"It won't be as cold as it used to be."

SLF climatologist Christoph Marty joins us for an interview to explain why it can snow even in mild winters as well as the difference between the winters of 2022/23 and 2023/24, and to take a look into the future.

Mr Marty, in late November and early December there was snow chaos in large parts of the Alps and the Prealps, and in Ticino we had three metres of fresh snow just a few days ago. All the same, the winter of 2023/24 is the mildest since measurements began 60 years ago. How does this all fit together?

Even in a mild winter there may be snow that reaches the lowlands for a few days, covering this whole area rather than just some locations. All that is needed is a particular interplay of cold air and precipitation, and we had that at the end of November and start of December and in January. If we just look at the number of snow days on the Swiss Plateau, this winter hasn't been that bad. The first masses of snow even took the ski resorts by surprise. They weren't even ready to open yet at that time. But that changed pretty quickly.

When exactly?

Just in time for the start of the Christmas holidays. Then the general weather conditions changed: it got warmer and the snow melted away. As a result, the landscape became green again at lower elevations. The high-altitude ski resorts are still reaping the rewards of the strong start to the winter. But across the winter as a whole (i.e. the months from December to February), the temperature was 3.6 degrees Celsius above normal, according to the Federal Office for Meteorology and Climatology (MeteoSwiss), making it the mildest winter since measurements began in 1864 and the sixth consecutive winter when the temperature was more than one degree Celsius above normal.

However, last year there wasn't as much snow even though it was slightly cooler!

This slight drop in temperatures doesn't do much good when there is little precipitation like last winter. In the winter of 2022/23, the air was mainly very dry and warm, resulting in a lack of snow at all altitudes. This winter has been rather damp and mild so far, with most precipitation falling as rain below 1,000 metres, leading to below-average snow depths. Only above 1,500 metres was there above-average snowfall, but some of this snow melted away again due to the much milder temperatures, and so there are above-average snow depths only above 2,000 metres. This winter so far has therefore been characterised by a lack of snow below 1,500 metres and a lot of snow above 2,000 metres. And yet the two years also have something in common.

What's that?

The impact at low altitudes is the same. Climate change dramatically increases the likelihood that air masses will be warmer than before. Today, if a warmer air mass comes from the southwest, it will be two degrees Celsius warmer than pre-industrial times. This makes a huge difference to the snow because it reacts extremely sensitively to temperatures above zero degrees Celsius.

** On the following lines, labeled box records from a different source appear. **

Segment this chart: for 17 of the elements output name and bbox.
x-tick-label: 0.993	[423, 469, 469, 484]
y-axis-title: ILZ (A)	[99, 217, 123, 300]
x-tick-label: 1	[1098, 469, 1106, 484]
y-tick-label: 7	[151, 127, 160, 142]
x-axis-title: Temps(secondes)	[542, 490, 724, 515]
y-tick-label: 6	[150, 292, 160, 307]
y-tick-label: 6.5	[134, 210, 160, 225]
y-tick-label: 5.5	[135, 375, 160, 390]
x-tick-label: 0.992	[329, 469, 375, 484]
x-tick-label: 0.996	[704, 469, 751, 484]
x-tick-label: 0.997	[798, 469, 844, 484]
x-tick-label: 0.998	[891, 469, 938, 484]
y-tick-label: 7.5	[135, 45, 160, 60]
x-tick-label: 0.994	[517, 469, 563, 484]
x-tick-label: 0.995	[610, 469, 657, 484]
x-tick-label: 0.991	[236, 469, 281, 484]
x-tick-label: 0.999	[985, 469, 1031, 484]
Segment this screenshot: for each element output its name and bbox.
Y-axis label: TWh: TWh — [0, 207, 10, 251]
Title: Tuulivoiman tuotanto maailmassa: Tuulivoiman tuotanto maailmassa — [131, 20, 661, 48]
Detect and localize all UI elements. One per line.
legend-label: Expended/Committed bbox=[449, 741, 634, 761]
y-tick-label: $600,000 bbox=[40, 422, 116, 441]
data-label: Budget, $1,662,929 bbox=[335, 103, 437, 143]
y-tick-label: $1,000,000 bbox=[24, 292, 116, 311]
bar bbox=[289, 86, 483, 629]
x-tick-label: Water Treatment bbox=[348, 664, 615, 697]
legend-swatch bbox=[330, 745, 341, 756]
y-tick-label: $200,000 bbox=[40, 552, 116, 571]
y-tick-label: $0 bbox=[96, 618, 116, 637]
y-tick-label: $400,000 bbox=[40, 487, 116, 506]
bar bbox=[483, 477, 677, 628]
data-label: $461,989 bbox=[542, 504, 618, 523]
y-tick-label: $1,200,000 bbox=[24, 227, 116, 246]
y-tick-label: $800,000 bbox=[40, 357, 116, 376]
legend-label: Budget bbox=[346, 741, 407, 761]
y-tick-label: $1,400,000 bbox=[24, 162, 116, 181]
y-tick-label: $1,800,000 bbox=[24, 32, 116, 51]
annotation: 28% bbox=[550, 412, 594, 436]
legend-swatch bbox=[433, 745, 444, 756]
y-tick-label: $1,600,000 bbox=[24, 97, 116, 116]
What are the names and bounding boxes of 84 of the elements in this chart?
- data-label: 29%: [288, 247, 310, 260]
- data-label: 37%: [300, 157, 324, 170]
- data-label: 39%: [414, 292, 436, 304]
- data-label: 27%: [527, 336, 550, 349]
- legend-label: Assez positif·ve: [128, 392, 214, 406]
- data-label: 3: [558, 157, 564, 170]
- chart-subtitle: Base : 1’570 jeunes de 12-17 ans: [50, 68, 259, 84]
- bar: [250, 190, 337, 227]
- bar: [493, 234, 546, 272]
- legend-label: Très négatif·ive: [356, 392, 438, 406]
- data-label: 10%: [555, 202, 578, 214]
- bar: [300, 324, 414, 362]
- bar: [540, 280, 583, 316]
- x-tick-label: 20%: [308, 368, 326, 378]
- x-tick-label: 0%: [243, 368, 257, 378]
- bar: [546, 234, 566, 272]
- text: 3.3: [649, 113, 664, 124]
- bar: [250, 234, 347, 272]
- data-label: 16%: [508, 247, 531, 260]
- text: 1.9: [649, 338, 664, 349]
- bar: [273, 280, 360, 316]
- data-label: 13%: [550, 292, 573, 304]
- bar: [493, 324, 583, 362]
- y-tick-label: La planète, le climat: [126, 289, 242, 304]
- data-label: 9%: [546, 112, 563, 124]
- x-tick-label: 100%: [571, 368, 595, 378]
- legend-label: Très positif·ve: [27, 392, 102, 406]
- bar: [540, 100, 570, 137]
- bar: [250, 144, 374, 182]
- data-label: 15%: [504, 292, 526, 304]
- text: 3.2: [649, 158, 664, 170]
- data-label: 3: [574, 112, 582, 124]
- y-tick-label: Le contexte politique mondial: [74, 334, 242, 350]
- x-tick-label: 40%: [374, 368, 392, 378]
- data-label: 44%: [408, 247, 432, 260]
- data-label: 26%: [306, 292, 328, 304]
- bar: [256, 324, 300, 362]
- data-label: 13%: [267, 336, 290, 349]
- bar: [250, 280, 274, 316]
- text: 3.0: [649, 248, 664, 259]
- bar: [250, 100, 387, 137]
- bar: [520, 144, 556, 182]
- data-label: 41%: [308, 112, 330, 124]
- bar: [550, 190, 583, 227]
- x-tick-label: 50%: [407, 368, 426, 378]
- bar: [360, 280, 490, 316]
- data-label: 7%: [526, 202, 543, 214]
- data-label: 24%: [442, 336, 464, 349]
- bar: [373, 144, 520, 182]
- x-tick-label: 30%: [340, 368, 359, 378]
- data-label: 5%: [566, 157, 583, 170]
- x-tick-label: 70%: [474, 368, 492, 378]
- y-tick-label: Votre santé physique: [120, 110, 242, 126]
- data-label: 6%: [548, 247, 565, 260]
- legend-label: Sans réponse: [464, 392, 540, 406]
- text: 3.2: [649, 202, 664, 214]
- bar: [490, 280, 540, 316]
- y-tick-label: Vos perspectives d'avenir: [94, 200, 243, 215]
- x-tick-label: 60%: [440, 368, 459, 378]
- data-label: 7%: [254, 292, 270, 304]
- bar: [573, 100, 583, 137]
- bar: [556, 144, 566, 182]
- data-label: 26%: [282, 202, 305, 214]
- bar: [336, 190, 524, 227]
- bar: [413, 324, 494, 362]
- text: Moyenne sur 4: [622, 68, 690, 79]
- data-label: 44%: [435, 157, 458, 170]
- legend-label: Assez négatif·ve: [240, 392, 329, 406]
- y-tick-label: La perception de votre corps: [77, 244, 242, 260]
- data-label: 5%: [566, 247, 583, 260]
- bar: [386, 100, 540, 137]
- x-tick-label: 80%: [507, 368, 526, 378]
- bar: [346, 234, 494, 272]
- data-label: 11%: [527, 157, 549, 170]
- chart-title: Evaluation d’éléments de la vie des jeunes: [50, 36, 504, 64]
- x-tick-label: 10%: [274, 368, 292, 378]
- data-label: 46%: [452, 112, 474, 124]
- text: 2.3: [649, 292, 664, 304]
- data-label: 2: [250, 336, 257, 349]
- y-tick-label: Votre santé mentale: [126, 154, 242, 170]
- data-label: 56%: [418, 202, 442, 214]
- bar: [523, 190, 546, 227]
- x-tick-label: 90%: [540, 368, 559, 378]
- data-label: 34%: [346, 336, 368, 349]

In the lowlands, Swiss winter temperatures used to be just below zero degrees. Now they're often above this, meaning that it rains more often and the snow that has fallen melts more quickly. Therefore, the lower the altitude, the more obvious the lack of snow was during both winters.

Are we seeing a trend here?

It's surprising enough when one year is milder than the one before – especially when it happens for the fourth time in a row as it has now, because the fact that climate change will make it warmer in the long run doesn't mean that every winter in the future will be warmer than the previous one. It's likely that one of the next few winters will be a little cooler than the previous ones. It could definitely get a little colder in the Alpine region in the short term, with short bursts of relatively heavy snow. But one thing is clear: it won't be as cold as it used to be.

What's your forecast for the decades ahead?

Things are definitely not looking good at altitudes up to 1,500 metres. I'm not saying that every year in the future there will be less snow than the previous year, but the further we look into the future, the less snow there will be.